Intervention de Albéric de Montgolfier

Réunion du 14 décembre 2012 à 9h45
Loi de finances rectificative pour 2012 — Discussion d'un projet de loi

Photo de Albéric de MontgolfierAlbéric de Montgolfier :

Le seul résultat de cette opération, outre qu’elle fera la fortune des avocats fiscalistes, sera de donner le tournis à nos chefs d’entreprise !

Mais, à la vérité, ce bricolage est très grave, car il vide de son sens votre discours affirmant que le crédit d’impôt, ciblé sur les rémunérations inférieures ou égales à 2, 5 SMIC, va permettre de baisser le coût du travail et, partant, de renforcer notre compétitivité. Cet argument ne tient pas la route, car les 20 milliards d’euros sont intégralement repris par la hausse de fiscalité.

Le calcul est absolument implacable et, disons-le, désolant : 10 milliards d’euros de hausse pérenne de taxation des entreprises prévue dans le projet de loi de finances, 2 milliards d’euros de prélèvements dans le projet de loi de financement de la sécurité sociale, 4 milliards d’euros dans le collectif de juillet. Si l’on y ajoute 3, 6 milliards d’euros de fiscalité écologique, cela fait un total de 19, 6 milliards d’euros de taxation, contre 20 milliards d’euros de créance.

Autant dire que le CICE n’apportera aucun gain de compétitivité ! C’est un jeu à somme nulle, un jeu de poker menteur, un jeu de bonneteau où l’on ne gagne jamais.

Nous sommes donc bien dans un manège fiscal, en train de tourner en rond...

Sans compter que, sur les 20 milliards d’euros de crédit d’impôt – le rapport écrit de M. Marc le montre bien –, 3 milliards d’euros n’iront pas directement à des entreprises réellement créatrices de richesses ou exportatrices puisque 900 millions profiteront aux services financiers – cela a été également dit par notre collègue du groupe CRC – et 2 milliards d’euros aux services administratifs et de soutien.

J’ajoute que le coût du crédit d’impôt est exorbitant, 20 milliards d’euros par an en valeur absolue, mais aussi et surtout – c’est ça qui compte réellement – en valeur relative, au regard de son rapport coût/efficacité.
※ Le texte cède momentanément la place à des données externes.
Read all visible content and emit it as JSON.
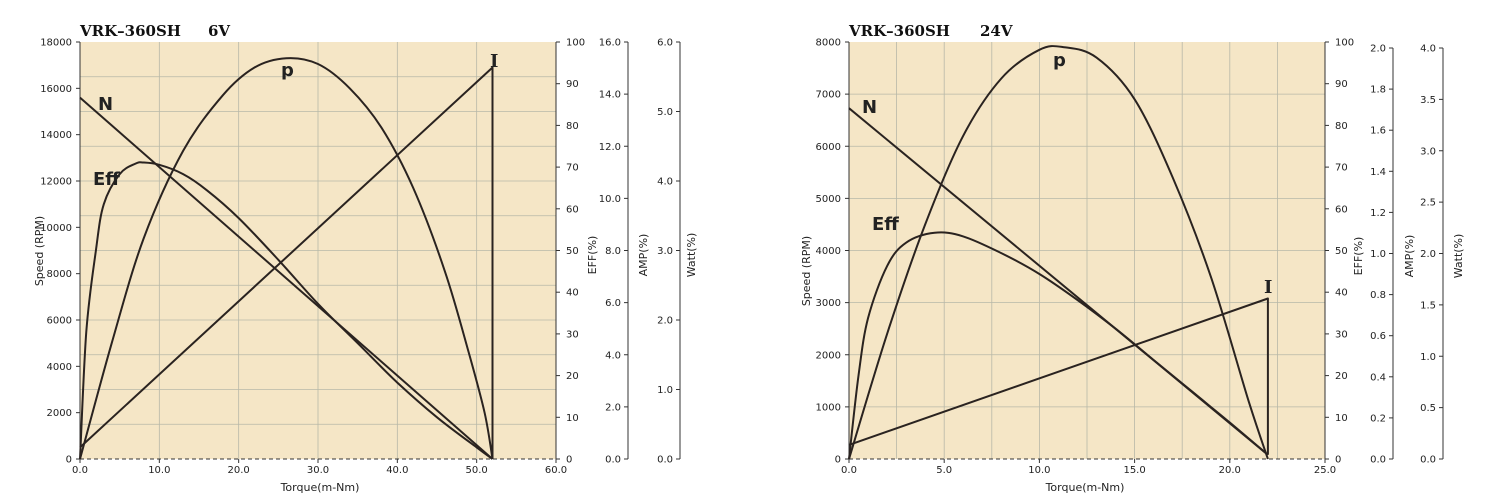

Le redressement productif n’est pas pour demain, car, malheureusement, les entreprises industrielles ne bénéficieront que faiblement du CICE, même si elles sont toutes concernées sur le papier. En effet, étant ciblé sur la masse salariale inférieure à 2, 5 SMIC, le CICE ne concernera que très peu l’industrie, qui est un secteur où le salaire moyen brut à temps complet est plus du double du SMIC. C’est la raison pour laquelle le rapport Gallois préconisait de cibler un allégement de charges pour les salaires inférieurs à 3, 5 SMIC. Selon nous, il eût plutôt fallu le cibler sur les salaires compris entre 1, 6 SMIC et 3, 5, voire 4 SMIC.

À en croire le rapport de M. Marc, 80 % du CICE profitera ainsi à d’autres secteurs non industriels, qui sont essentiellement des secteurs protégés et non concurrentiels, comme la distribution, l’hôtellerie-restauration, la construction, déjà grands bénéficiaires de l’allégement des charges sur les bas salaires, inférieurs à 1, 6 SMIC.

En outre, la question du financement du CICE est posée : il est en effet fondé sur une hausse de la TVA pour 2014, dont les recettes escomptées sont très certainement surévaluées eu égard à une hypothèse de croissance bien trop optimiste.

Dans ce troisième et dernier projet de loi de finances rectificative pour l’année 2012, il n’est d’ailleurs prévu qu’une seule des trois mesures de compensation du coût du CICE, en l’occurrence cette hausse des taux de TVA. Je rappelle que le taux réduit sera ramené de 5, 5 % à 5 %, tandis que le taux intermédiaire sera porté de 7 % à 10 % et le taux normal, de 19, 6 % à 20 %.

Si, en elle-même, la hausse de la TVA est acceptable – je ne vais pas dire le contraire puisque nous l’avions nous-mêmes proposée et votée en mars dernier –, c’est l’incohérence et le manque de lisibilité dans l’action du Gouvernement qui est en question.

D’abord, faut-il le souligner, le revirement est impressionnant : voilà seulement quelques mois, avant son élection, François Hollande jugeait la hausse de la TVA « inopportune, injuste, infondée et improvisée ».